Sierra Wireless SmartPhone to Debut at ITU Telecom Show

 
 
By Guy Kewney  |  Posted 2003-10-08
 
 
 

Sierra Wireless SmartPhone to Debut at ITU Telecom Show


It really isnt every day you see a brand-new entrant into the GSM phone business; but Sierra Wireless is off to the ITU Telecom World show in Geneva, Switzerland this week with a Microsoft Smartphone. In a year when all the established phone makers are preparing to get to grips with 3G — and beyond - what can have possessed this minnow to jump into the piranha-infested GSM waters?

Its not as if the GSM business is open. Theres a secret cabal of patent Holders — all of whom did deals with each other to swap intellectual property — when the GSM standard was set up. You cant just get that IP, you have to pay for it. The only loophole: using your own IP in trade. But Sierra Wireless really doesnt have any of its own basic phone patents.

Meanwhile, the opportunity for growth must be in the higher-speed 3G data networks, instead of boring old GSM, right?

Talk to a company like Flarion — who sells a wireless IP access system — and youll get a vision of a near-term future where people routinely access the Internet at normal broadband speeds, but from next-generation mobile devices. Not "data on the pause" as BTs Pierre Danon dubbed WiFi hotspots last year, but "data on the move" even in high speed trains and cars.

Amongst the plotters and planners in Switzerland this weekend, Flarion is far more likely to be the talk of the show than Sierra Wireless. Flarion is the curator of a great many high-speed data patents from the old Bell Labs. It offers pure Internet Protocol communications, in a packet switched network, using the existing GSM phone spectrum, and it is now unveiling exactly how powerful this can be.

And yet the old, circuit switched GPRS network is what attracted Sierra to the ITU conference this year. And at least over the next year, that GPRS network will fulfill most corporate wide area connectivity needs.

What makes Sierra Wireless stand out from the crowd isnt just the hype value of being yet another brand in the Microsoft "Windows Mobile" portfolio. Its the companys focus on the corporate user of a personal digital assistant.

Why Sierra, Why Now


"Were phone first people," said Todd Heintz, director of marketing of the Vancouver firm. Sierra Wireless is best known for making a substantial proportion of the 1xrtt and GPRS PC Card adapters used by executives worldwide to get slow, cellular-based wireless networking into their notebooks and PDAs. Why make a phone then? "Our research shows that PDAs are seen as nine to five devices, and are left behind when people go out for the evening. But they will take a phone with them.

But until the Microsoft based XDA, Palm based Treo and Blackberry appeared, there were no wireless-enabled PDAs; and its arguable whether things like the original Treo could really be regarded as phones. What Sierra saw as a gap in the market, was a real phone, but with full PDA functionality.

The companys special gimmick: a flip-open Keyboard on the new line of Voq phones. Unlike devices from Symbian franchisees — like the Sony Ericsson P800 or the old Nokia 9210, the Voq phones have a genuine qwerty layout keyboard which, says Heintz, makes it possible to do genuine email on the move.

In fact, the keyboard isnt the key factor in what Sierra Wireless is touting in Geneva. Rather, its their focus on achieving better ROI for the corporate IT department.

The Voq is designed first to be a business tool. "Some people are better at enterprise wireless, adding voice. Others do consumer and add extra functionality. Were taking wireless data and putting it into a phone. We have to be pocketable; we benchmark ourselves as a phone," said Heintz. But a business phone: no camera built in, no frivolities like an appeal to high fashion or esoteric design; this is designed to fit into a pocket and do office work.

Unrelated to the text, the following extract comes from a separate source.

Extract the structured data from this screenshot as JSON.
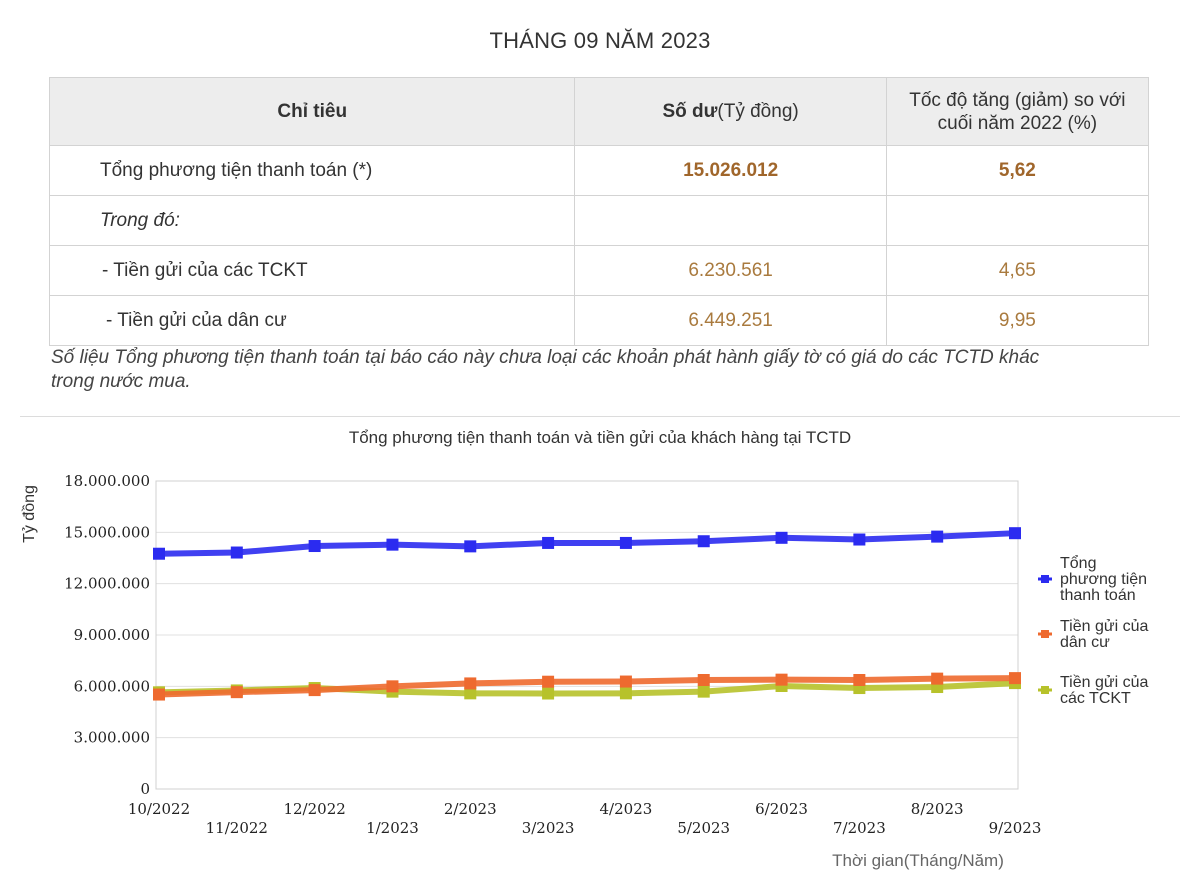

But Heintz raises a key question that will determine Sierra Wireless overall success in this market.: "Will large companies really be prepared to expand their IT budgets to encompass the provision of large numbers of phone/PDAs to staff? or will they take the view that a cellphone is a personal purchase?"

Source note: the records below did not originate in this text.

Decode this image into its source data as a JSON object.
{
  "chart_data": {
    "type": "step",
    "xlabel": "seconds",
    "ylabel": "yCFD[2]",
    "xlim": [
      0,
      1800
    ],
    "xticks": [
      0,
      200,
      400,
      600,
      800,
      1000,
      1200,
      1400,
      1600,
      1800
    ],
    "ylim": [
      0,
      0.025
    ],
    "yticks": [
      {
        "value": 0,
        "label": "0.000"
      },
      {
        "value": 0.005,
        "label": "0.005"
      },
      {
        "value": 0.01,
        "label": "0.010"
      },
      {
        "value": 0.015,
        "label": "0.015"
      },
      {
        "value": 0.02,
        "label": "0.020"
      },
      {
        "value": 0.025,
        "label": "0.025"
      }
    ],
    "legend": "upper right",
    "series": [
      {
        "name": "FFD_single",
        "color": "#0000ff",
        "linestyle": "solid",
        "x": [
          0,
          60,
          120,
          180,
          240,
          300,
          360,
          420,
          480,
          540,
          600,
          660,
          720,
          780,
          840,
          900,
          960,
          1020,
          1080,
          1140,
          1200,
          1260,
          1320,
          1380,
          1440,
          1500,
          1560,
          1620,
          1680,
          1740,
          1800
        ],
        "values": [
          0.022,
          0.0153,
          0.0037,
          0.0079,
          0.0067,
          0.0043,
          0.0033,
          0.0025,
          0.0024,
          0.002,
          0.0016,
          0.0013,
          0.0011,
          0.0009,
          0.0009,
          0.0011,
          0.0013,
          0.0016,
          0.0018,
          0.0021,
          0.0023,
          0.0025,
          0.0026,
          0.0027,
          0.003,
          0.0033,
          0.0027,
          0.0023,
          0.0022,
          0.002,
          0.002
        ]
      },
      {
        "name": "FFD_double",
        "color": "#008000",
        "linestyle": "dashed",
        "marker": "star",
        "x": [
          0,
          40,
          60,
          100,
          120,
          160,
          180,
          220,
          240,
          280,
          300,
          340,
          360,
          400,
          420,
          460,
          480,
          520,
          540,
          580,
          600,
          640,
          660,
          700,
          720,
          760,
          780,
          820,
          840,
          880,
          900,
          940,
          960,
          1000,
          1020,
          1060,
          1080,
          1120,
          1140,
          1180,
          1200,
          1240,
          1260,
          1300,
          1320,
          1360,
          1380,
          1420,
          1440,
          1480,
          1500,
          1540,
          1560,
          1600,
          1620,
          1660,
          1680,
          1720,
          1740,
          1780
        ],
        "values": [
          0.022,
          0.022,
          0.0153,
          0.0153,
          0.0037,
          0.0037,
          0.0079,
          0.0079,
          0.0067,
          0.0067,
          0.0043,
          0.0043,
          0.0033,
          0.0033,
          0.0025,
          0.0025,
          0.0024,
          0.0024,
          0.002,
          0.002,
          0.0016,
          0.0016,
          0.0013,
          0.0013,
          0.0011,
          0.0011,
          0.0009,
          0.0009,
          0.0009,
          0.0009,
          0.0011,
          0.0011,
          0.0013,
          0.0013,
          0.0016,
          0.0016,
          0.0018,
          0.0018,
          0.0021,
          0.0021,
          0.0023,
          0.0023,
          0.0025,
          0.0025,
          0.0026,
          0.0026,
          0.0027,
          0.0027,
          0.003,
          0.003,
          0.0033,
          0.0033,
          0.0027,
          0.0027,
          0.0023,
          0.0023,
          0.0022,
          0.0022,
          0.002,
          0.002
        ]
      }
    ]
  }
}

Common sense says IT wont pick up the tab, at least not this year. The Voq wont ship until April 2004 at the earliest – and its not perfect. Based on my initial analysis, there are clear problems with the design, including the lack of internal or even SD-based Bluetooth support. Thus Sierra will probably spend most of its energy seeding evaluation units. After that – well, well just have to see..

I expect Sierra to generate a lot of headlines at the ITU conference. But in the end, delegates to the show will probably focus more on Flarion than Sierra. But thats a topic for another column.